Quando os trabalhadores buscam nas AFP o resultado das suas aplicações pelo período de quase 40 anos, metade dos aposentados recebe 33%, se homem, e 12%, se mulher, em relação à renda que tinha em atividade. Pelas condições do mercado de trabalho, as mulheres são as maiores vítimas, que não atingem sequer 30% do valor do salário mínimo, contando com a contrapartida do Estado. Ainda que se considere um período integral de 30 a 35 anos de contribuição, mais da metade das pessoas que estão aposentadas recebe abaixo de um salário mínimo.

Nas aposentadorias programadas para 2019, 86% dos homens e 95% das mulheres recebem valores abaixo de um salário mínimo.  Foi necessário que o governo chileno instituísse um subsidio mínimo para que este segmento da população se mantivesse pouco acima da linha da pobreza estabelecida pela Organização das Nações Unidas (ONU).
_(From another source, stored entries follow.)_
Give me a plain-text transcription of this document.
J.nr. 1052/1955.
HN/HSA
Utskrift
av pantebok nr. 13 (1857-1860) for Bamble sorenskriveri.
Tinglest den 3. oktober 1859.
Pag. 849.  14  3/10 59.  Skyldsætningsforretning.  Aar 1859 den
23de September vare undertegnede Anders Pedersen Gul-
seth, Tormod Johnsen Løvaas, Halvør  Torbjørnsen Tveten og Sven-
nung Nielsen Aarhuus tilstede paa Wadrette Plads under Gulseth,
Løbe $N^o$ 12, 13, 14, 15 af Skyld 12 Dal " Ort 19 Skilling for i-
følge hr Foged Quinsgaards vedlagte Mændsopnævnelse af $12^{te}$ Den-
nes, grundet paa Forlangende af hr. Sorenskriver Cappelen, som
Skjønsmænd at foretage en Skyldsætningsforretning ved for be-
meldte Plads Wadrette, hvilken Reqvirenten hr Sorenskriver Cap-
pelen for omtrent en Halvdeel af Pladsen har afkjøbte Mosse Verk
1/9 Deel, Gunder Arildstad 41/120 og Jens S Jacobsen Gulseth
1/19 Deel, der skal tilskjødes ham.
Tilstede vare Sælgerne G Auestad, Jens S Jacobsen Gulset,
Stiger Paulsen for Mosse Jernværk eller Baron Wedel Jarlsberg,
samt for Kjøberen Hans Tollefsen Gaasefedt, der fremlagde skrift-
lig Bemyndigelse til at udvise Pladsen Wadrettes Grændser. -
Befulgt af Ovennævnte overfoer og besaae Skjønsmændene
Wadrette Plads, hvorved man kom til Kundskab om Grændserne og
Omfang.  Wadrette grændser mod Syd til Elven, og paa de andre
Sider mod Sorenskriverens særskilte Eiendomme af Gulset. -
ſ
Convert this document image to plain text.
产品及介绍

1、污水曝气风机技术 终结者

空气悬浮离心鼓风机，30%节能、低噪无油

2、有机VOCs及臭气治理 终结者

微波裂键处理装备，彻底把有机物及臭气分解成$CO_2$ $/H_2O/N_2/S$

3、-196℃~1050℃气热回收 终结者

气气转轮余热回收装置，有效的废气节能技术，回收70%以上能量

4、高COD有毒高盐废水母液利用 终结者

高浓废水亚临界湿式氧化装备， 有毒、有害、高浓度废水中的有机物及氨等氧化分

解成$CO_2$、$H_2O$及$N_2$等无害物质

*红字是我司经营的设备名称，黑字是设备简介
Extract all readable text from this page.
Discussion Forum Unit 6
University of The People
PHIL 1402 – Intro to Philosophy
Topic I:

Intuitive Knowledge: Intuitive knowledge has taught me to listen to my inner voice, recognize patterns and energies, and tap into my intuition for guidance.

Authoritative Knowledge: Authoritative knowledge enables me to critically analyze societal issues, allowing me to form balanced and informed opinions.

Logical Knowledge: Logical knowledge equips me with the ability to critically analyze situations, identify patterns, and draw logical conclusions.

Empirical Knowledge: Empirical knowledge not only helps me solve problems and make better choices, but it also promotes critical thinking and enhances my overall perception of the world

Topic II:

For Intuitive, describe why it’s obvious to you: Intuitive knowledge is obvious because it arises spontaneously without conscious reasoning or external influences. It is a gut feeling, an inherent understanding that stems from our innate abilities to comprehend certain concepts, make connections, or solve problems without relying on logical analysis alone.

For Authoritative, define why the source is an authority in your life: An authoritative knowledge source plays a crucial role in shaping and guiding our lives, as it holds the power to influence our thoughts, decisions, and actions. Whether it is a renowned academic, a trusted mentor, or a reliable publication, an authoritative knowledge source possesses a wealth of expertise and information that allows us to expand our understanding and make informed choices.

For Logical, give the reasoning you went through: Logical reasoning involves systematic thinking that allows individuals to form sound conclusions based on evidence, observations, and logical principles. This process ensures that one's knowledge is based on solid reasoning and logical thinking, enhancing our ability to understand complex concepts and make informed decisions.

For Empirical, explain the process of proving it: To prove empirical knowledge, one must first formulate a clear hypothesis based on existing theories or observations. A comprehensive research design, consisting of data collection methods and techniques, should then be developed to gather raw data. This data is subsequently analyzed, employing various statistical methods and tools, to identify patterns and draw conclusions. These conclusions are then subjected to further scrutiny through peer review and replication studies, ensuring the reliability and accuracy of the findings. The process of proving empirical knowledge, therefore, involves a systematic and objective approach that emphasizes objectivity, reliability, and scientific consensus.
Ao contrário do que se propagou, o número de trabalhadores com contribuição irregular cresceu, os desempregados jamais voltaram a contribuir proporcionalmente à idade ou pelo tempo parado e os autônomos nunca foram obrigados a integrar uma AFP. Atualmente 10,7% milhões de pessoas fazem parte do sistema de capitalização, onde apenas 5,4 milhões contribuem regularmente, o que significa uma grande massa sem cobertura previdenciária. 

Quem lucrou com tudo isso?

Das 18 AFPs que iniciaram com o processo, o mercado concentrou-se em apenas seis, sendo que somente uma delas, Modelo, com participação de 5,6% do mercado, é de capital chileno. As três seguradoras dos Estados Unidos: Habitat (EUA-Chile) com 28%, Provida (EUA), com 24,9%, e Cuprum (EUA), com 18,9%, controlam 72% dos fundos de pensão chilenos e decidem onde investir os recursos.

O patrimônio das AFPs alcança hoje 40% do Produto Interno Bruto (PIB) do Chile. O retorno sobre o patrimônio líquido para as empresas controladoras dessas Agências gira em torno de 24% (rentabilidade média anual). Por outro lado, o Chile e o México, que têm este tipo de capitalização, são os países que apresentam o maior número de desigualdade no seu sistema de aposentadoria. Curiosamente são os Estados Unidos que estão recebendo parte expressiva dos ganhos desse negócio.

Um sistema sem perspectivas

Por fim, o que se constata é que a mera substituição de um sistema de repartição por um de capitalização plena e individual não resolveu os problemas do Chile, mas veio a agravá-los. A necessidade do Estado chileno de financiar benefícios mínimos e assistenciais em decorrência da baixa densidade de contribuições dos trabalhadores, provocou crescimento do déficit fiscal. Além disso, o aumento da expectativa de vida levou ao incremento da contribuição previdenciária, de 10% para 14%, ou da idade para aposentadoria, ou ambas as alterações.

A reforma intentada no Chile só fez aprofundar o abismo na proteção social, com o aumento da pobreza e redução do valor dos benefícios da quase totalidade dos segurados. Tal como nos demais países que adotaram o sistema de capitalização, ficou comprovado que esta modelagem defendida pelo mercado só interessa aos bancos e seguradoras e que só beneficiou o grande capital especulador estrangeiro, principalmente dos Estados Unidos.